Roast Veal with Cream Sauce and Sage
- 1 ½ kilograms Veal shank (such as from the shoulder)
- freshly ground peppers
- Pastry flour (for dusting)
- 3 onions
- 4 Tbsps vegetable oil
- 2 Tbsps Tomato paste
- 500 milliliters Rosé
- 750 milliliters Veal stock
- 5 Sage
- 1 Tbsp cornstarch
- 150 milliliters Whipped cream
Preheat the oven to 120°C (approximately 250°F).
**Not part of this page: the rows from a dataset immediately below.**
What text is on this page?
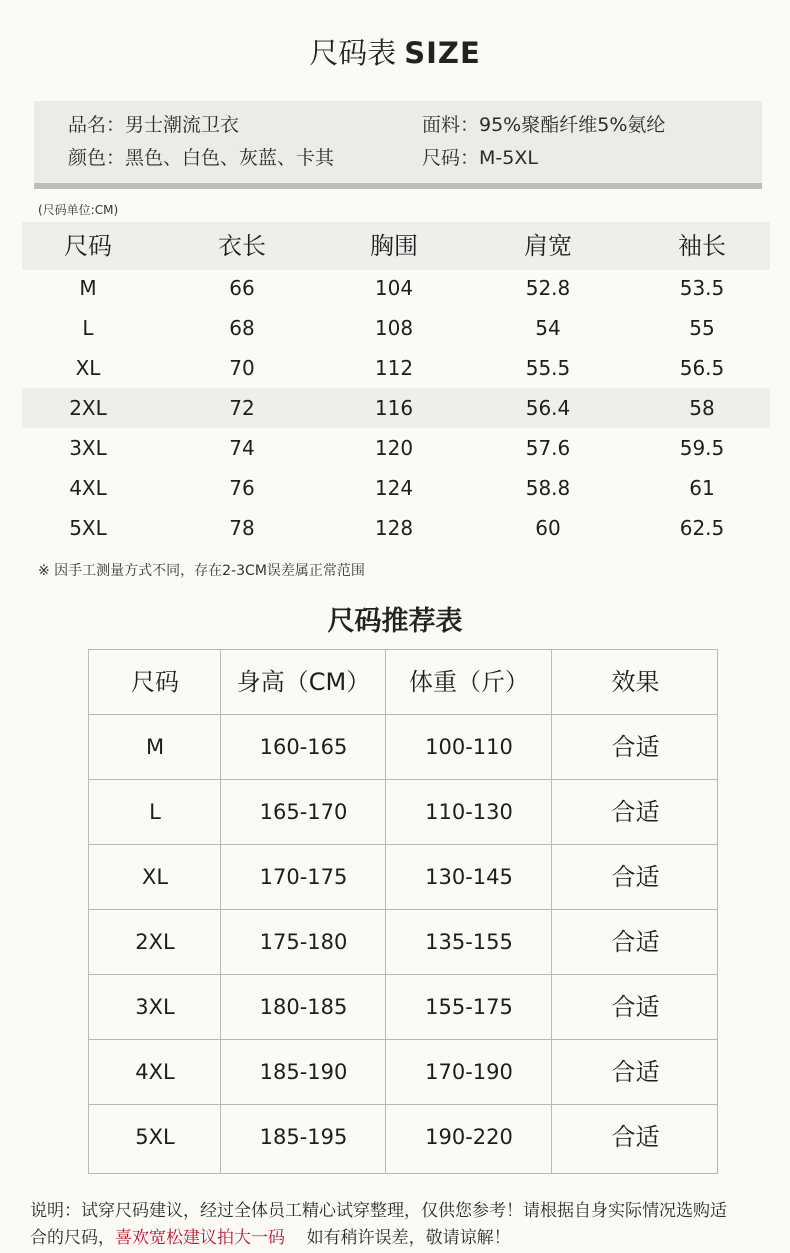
尺码表 SIZE
品名：男士潮流卫衣	面料：95%聚酯纤维5%氨纶
颜色：黑色、白色、灰蓝、卡其	尺码：M-5XL
(尺码单位:CM)
尺码	衣长	胸围	肩宽	袖长
M	66	104	52.8	53.5
L	68	108	54	55
XL	70	112	55.5	56.5
2XL	72	116	56.4	58
3XL	74	120	57.6	59.5
4XL	76	124	58.8	61
5XL	78	128	60	62.5
※ 因手工测量方式不同，存在2-3CM误差属正常范围
尺码推荐表
尺码	身高（CM）	体重（斤）	效果
M	160-165	100-110	合适
L	165-170	110-130	合适
XL	170-175	130-145	合适
2XL	175-180	135-155	合适
3XL	180-185	155-175	合适
4XL	185-190	170-190	合适
5XL	185-195	190-220	合适
说明：试穿尺码建议，经过全体员工精心试穿整理，仅供您参考！请根据自身实际情况选购适
合的尺码，喜欢宽松建议拍大一码    如有稍许误差，敬请谅解！
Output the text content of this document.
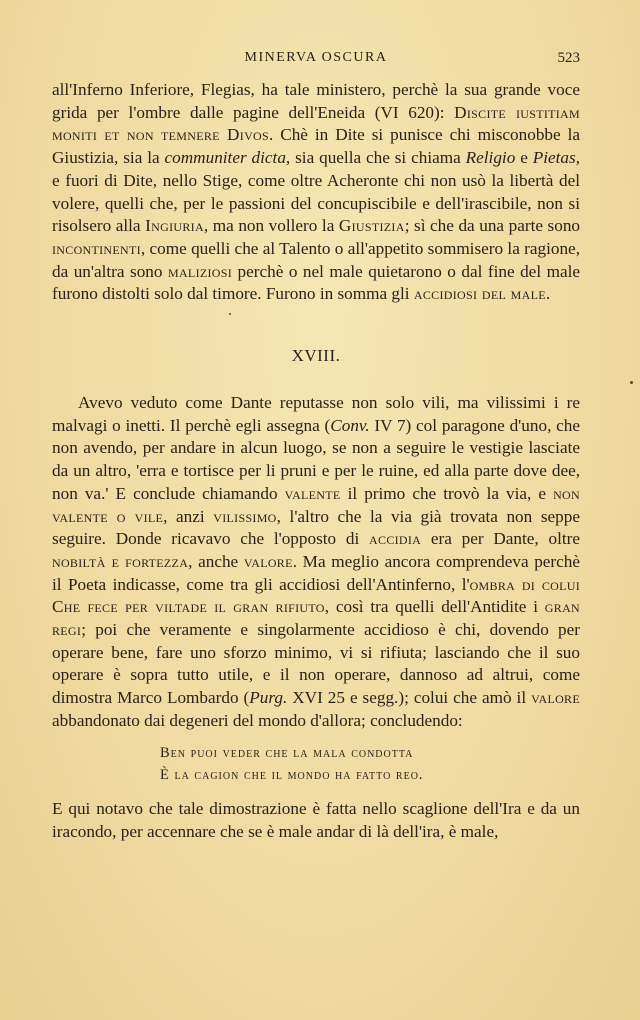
MINERVA OSCURA	523

all'Inferno Inferiore, Flegias, ha tale ministero, perchè la sua grande voce grida per l'ombre dalle pagine dell'Eneida (VI 620): Discite iustitiam moniti et non temnere Divos. Chè in Dite si punisce chi misconobbe la Giustizia, sia la communiter dicta, sia quella che si chiama Religio e Pietas, e fuori di Dite, nello Stige, come oltre Acheronte chi non usò la libertà del volere, quelli che, per le passioni del concupiscibile e dell'irascibile, non si risolsero alla Ingiuria, ma non vollero la Giustizia; sì che da una parte sono incontinenti, come quelli che al Talento o all'appetito sommisero la ragione, da un'altra sono maliziosi perchè o nel male quietarono o dal fine del male furono distolti solo dal timore. Furono in somma gli accidiosi del male.

XVIII.

Avevo veduto come Dante reputasse non solo vili, ma vilissimi i re malvagi o inetti. Il perchè egli assegna (Conv. IV 7) col paragone d'uno, che non avendo, per andare in alcun luogo, se non a seguire le vestigie lasciate da un altro, 'erra e tortisce per li pruni e per le ruine, ed alla parte dove dee, non va.' E conclude chiamando valente il primo che trovò la via, e non valente o vile, anzi vilissimo, l'altro che la via già trovata non seppe seguire. Donde ricavavo che l'opposto di accidia era per Dante, oltre nobiltà e fortezza, anche valore. Ma meglio ancora comprendeva perchè il Poeta indicasse, come tra gli accidiosi dell'Antinferno, l'ombra di colui Che fece per viltade il gran rifiuto, così tra quelli dell'Antidite i gran regi; poi che veramente e singolarmente accidioso è chi, dovendo per operare bene, fare uno sforzo minimo, vi si rifiuta; lasciando che il suo operare è sopra tutto utile, e il non operare, dannoso ad altrui, come dimostra Marco Lombardo (Purg. XVI 25 e segg.); colui che amò il valore abbandonato dai degeneri del mondo d'allora; concludendo:

Ben puoi veder che la mala condotta
È la cagion che il mondo ha fatto reo.

E qui notavo che tale dimostrazione è fatta nello scaglione dell'Ira e da un iracondo, per accennare che se è male andar di là dell'ira, è male,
Rinse the meat, pat dry and season with salt and pepper. Peel the onions and chop finely. Brown the meat in a large pan in hot oil. Remove meat and sweat the onions. Sauté the tomato paste briefly. Deglaze with some wine, let boil down completely and then pour in remaining wine and veal stock. Rinse the sage, pat dry and chop coarsely. Add sage and meat, bring to a boil and cook for about 3 hours 30 minutes in the oven, turning occasionally. Remove the meat from the pot and keep warm in the oven at about 100°C (approximately 210°F). Let the sauce simmer on the stove a little, puree and pass through a fine sieve. Mix the cornstarch with a little cold water and stir into the sauce to thicken. Simmer approximately 5 minutes, then stir in 100 ml (approximately 1/2 cup) of cream and season with salt and pepper. Just before serving, whip the rest of the cream and stir into the sauce. Cut the meat into slices and serve with the sauce. As desired garnish with fried sage leaves and flowers.